妇人再也没有睁开眼睛。小男孩身上有脏兮兮的鞋印,哭了一会,喊了一会,最后,一片平静。
……
陆恩铭是从梦里惊醒的,醒来的时候一身冷汗。十岁的经历,如梦魇一般,挥之不去。那个梦杂乱无章,一会是母亲,一会是赌**亲,一会是那个华丽的院子里,医生身后的两个壮汉把他母亲“请”到手术台上……
然后就是那个笑意盈盈的红裙子小姑娘,看着他,手里是一把杨梅,她说:“撒伦医生说,是你母亲救了我娘亲,你们都是我们家的恩人……”

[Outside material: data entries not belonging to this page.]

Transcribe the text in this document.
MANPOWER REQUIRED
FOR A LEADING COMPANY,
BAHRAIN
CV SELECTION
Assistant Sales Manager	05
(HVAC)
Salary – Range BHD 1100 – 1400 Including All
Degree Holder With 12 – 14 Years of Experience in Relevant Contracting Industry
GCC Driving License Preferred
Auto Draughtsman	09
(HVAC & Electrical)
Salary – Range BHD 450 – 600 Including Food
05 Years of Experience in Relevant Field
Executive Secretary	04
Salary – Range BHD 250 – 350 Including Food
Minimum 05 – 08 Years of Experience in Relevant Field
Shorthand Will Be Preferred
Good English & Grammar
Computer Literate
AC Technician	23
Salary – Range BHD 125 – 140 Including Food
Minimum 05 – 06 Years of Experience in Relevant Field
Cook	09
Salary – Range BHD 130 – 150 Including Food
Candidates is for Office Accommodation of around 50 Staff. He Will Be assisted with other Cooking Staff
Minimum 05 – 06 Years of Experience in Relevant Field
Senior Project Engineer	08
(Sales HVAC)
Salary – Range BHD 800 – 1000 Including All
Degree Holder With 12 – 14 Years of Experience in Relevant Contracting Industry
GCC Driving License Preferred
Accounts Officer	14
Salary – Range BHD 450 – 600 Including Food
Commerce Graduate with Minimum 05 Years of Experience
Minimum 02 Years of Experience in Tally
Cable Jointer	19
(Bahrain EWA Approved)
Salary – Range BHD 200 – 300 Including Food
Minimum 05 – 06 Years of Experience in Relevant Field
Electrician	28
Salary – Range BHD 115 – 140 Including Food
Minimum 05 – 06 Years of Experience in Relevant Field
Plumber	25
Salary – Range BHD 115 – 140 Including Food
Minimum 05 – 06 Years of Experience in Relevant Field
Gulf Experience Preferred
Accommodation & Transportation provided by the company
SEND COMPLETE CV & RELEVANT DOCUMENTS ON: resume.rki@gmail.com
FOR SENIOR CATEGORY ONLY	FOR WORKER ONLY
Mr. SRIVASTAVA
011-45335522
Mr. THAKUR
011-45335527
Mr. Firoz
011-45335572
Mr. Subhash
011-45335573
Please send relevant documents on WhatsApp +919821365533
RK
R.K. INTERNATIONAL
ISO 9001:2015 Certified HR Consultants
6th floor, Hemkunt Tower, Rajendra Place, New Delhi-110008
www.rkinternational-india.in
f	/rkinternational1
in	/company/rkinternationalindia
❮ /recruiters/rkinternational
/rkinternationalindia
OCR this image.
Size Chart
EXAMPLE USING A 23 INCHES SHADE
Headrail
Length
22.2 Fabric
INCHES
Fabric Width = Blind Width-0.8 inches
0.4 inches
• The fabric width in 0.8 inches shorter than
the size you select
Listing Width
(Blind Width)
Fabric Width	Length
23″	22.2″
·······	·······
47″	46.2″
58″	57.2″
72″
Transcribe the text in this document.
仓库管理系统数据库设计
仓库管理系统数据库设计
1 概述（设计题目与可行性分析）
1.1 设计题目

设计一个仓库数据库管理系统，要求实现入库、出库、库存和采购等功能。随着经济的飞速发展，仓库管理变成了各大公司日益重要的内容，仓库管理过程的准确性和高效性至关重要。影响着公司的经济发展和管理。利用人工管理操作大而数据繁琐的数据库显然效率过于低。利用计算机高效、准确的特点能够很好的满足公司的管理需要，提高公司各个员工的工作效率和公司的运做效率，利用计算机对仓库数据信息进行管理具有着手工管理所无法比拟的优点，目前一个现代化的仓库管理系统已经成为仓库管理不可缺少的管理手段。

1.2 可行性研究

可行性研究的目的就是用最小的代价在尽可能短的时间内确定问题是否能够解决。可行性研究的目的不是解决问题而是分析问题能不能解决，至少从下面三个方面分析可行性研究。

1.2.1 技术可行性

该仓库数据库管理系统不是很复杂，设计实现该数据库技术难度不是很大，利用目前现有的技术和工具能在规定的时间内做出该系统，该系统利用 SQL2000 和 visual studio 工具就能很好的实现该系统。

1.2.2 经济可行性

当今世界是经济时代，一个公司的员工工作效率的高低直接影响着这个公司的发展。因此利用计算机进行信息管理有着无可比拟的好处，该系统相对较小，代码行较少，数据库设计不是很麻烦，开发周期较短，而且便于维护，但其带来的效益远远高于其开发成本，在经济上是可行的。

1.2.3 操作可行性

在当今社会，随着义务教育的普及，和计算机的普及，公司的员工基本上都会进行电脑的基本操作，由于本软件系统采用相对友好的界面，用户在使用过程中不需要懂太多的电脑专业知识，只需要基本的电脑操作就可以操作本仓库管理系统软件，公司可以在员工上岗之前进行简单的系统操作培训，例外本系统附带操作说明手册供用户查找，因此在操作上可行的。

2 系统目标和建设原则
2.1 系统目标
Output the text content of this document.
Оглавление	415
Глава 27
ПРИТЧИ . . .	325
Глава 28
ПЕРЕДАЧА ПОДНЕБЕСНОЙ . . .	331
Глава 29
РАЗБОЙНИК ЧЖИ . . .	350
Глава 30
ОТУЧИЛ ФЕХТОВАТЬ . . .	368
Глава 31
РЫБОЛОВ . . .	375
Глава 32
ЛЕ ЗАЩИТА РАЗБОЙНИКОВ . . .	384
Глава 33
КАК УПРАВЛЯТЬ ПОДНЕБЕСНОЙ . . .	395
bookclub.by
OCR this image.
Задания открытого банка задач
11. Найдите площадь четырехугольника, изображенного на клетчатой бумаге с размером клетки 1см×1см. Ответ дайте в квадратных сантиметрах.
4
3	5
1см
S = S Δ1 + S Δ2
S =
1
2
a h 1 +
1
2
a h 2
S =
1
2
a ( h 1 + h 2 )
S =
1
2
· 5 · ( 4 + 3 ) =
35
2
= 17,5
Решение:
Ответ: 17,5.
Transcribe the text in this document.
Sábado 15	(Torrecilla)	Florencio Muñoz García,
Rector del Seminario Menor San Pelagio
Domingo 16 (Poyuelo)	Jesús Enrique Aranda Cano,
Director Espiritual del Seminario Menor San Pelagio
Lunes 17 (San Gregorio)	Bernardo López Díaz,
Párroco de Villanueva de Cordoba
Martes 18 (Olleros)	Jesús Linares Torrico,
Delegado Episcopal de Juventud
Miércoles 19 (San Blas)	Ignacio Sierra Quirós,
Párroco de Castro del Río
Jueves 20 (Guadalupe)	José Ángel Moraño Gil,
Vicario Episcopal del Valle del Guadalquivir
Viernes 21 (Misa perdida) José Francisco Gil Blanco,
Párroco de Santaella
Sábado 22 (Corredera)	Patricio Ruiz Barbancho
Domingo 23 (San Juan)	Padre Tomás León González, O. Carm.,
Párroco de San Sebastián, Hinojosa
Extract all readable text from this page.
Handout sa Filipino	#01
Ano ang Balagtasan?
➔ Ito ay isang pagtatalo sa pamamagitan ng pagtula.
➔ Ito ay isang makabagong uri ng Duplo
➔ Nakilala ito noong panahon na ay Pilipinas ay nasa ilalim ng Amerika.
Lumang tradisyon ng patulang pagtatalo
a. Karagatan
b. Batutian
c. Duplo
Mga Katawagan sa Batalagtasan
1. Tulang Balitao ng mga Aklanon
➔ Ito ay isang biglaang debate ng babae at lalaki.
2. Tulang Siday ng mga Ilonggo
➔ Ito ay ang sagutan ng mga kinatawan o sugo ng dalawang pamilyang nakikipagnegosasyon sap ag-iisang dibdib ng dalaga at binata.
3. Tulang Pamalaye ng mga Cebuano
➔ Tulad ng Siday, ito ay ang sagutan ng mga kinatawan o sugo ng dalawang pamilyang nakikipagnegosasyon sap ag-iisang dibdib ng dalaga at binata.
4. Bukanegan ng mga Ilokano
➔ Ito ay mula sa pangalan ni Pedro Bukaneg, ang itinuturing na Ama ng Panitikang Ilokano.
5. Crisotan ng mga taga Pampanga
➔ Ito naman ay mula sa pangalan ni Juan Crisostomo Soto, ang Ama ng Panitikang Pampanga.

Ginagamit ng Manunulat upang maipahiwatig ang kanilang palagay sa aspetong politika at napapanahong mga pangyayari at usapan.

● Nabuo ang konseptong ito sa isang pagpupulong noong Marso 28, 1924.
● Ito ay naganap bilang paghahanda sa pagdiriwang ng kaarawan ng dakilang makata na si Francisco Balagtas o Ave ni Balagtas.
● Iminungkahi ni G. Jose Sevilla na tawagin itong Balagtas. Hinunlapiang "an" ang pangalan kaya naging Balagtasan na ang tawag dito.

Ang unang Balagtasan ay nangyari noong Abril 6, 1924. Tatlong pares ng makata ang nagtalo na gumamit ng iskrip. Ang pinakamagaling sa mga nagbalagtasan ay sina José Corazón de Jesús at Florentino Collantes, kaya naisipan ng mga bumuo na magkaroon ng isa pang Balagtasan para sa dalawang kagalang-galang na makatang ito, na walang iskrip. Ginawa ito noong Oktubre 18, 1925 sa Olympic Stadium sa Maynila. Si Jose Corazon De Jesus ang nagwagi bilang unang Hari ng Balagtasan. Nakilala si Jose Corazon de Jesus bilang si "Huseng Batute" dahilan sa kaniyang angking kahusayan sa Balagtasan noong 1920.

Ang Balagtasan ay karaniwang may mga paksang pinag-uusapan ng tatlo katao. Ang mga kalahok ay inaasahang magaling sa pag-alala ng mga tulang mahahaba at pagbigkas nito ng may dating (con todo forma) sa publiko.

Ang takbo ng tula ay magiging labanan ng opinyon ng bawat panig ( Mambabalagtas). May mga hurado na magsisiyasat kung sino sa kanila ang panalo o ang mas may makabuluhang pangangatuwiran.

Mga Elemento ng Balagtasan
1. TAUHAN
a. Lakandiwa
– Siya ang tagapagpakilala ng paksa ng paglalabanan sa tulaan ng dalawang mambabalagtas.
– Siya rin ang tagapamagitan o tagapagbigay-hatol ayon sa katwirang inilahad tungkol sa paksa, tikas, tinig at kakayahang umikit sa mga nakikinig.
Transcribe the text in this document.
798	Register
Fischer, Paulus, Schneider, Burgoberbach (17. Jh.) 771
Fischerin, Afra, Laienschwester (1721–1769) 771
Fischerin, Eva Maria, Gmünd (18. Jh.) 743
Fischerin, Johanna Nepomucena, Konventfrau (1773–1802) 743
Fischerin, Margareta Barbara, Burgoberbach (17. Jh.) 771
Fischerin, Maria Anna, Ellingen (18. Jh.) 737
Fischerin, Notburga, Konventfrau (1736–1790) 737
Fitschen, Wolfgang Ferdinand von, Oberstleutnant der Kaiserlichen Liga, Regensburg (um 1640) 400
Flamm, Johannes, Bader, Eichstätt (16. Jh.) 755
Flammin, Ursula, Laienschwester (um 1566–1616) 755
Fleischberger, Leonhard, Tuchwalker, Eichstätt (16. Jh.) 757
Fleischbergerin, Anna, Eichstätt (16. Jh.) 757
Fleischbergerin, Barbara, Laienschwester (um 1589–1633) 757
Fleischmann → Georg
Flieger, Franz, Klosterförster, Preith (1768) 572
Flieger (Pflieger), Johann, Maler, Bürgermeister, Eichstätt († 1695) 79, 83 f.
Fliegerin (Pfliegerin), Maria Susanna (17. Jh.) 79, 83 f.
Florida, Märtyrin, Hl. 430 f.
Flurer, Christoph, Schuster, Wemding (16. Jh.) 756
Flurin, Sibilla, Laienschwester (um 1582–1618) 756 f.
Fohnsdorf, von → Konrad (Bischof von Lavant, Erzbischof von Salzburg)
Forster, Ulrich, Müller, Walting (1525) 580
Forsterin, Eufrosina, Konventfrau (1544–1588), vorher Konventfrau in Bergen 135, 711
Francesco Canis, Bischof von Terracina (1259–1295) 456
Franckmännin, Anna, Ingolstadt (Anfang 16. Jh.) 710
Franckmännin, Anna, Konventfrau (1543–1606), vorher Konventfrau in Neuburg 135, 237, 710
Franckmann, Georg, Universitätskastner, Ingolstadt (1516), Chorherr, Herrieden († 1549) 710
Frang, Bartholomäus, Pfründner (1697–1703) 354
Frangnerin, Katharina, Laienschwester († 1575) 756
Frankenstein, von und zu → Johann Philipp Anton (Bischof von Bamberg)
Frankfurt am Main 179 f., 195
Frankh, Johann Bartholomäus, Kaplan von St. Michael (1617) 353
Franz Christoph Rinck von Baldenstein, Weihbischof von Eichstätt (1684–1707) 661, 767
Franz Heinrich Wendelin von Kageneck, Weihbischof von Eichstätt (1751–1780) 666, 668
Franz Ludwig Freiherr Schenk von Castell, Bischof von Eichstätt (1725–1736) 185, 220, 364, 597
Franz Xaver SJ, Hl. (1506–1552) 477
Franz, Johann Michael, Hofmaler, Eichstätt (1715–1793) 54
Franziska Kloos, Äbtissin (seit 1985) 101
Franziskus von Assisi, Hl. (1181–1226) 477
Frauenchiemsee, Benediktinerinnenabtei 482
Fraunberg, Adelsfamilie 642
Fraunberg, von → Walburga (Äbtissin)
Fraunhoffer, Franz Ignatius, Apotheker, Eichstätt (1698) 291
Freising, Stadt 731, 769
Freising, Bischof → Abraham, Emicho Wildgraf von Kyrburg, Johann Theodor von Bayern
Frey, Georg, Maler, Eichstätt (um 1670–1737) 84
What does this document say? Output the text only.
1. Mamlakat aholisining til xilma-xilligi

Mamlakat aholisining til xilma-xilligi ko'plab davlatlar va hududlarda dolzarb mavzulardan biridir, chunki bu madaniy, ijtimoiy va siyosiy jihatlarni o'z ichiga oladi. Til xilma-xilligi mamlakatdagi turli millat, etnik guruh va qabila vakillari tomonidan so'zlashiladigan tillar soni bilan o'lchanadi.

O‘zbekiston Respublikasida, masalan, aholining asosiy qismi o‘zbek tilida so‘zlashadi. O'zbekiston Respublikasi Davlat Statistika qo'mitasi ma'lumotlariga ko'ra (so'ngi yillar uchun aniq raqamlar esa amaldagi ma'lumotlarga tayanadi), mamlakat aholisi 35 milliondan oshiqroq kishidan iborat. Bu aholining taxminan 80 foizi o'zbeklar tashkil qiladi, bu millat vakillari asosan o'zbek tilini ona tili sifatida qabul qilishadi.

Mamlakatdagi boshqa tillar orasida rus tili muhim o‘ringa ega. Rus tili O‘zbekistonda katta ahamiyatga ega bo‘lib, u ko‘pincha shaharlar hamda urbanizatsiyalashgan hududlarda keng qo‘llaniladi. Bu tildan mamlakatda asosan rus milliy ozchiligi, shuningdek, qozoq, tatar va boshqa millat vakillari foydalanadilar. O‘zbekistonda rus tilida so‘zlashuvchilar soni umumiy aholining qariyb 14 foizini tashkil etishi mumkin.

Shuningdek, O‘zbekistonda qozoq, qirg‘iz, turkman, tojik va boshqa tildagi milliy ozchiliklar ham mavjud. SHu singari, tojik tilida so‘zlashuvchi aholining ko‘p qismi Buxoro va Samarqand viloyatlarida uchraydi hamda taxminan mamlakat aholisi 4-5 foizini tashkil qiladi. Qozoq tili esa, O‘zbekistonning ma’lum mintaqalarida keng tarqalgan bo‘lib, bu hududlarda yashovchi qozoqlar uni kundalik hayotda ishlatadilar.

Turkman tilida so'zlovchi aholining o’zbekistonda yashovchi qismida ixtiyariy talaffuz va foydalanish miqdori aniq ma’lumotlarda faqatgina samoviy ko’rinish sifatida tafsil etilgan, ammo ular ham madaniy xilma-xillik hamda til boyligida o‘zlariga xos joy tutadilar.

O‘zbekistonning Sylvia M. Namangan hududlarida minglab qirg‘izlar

陆恩铭红着眼眶甩开她的手,一把杨梅洒落了一地,他踩着地上的杨梅跑开:“那个手术根本就救不了你娘,还会害死我娘,我恨你们……我很死你们了!”
最后呢?陆恩铭看着窗外的月光发呆,都已经过去十多年了……
那个手术失败了,移植肾脏在世界上都没有先例,他们又怎么可能成功。他的母亲死于伤口恶化,那个时候的他,被药店赶出来,只能沿街乞讨。
陆恩铭背后凉凉的,月色朦胧,不知道还有多少军阀之间在交战,不知道有多少老百姓颠沛流离,亦不知道有多少贪生怕死之辈,为了纸迷金醉,不惜把妻子送上试验品的台上。
他清清楚楚的知道,要想救整个国家,必须革命,必须有人站出来,为后世,杀出一条血路。
枕边,是那只金笔,月光照在它身上,散着弱弱的微光。陆恩铭将那笔拿到手中,握了半晌,终究又放了回去。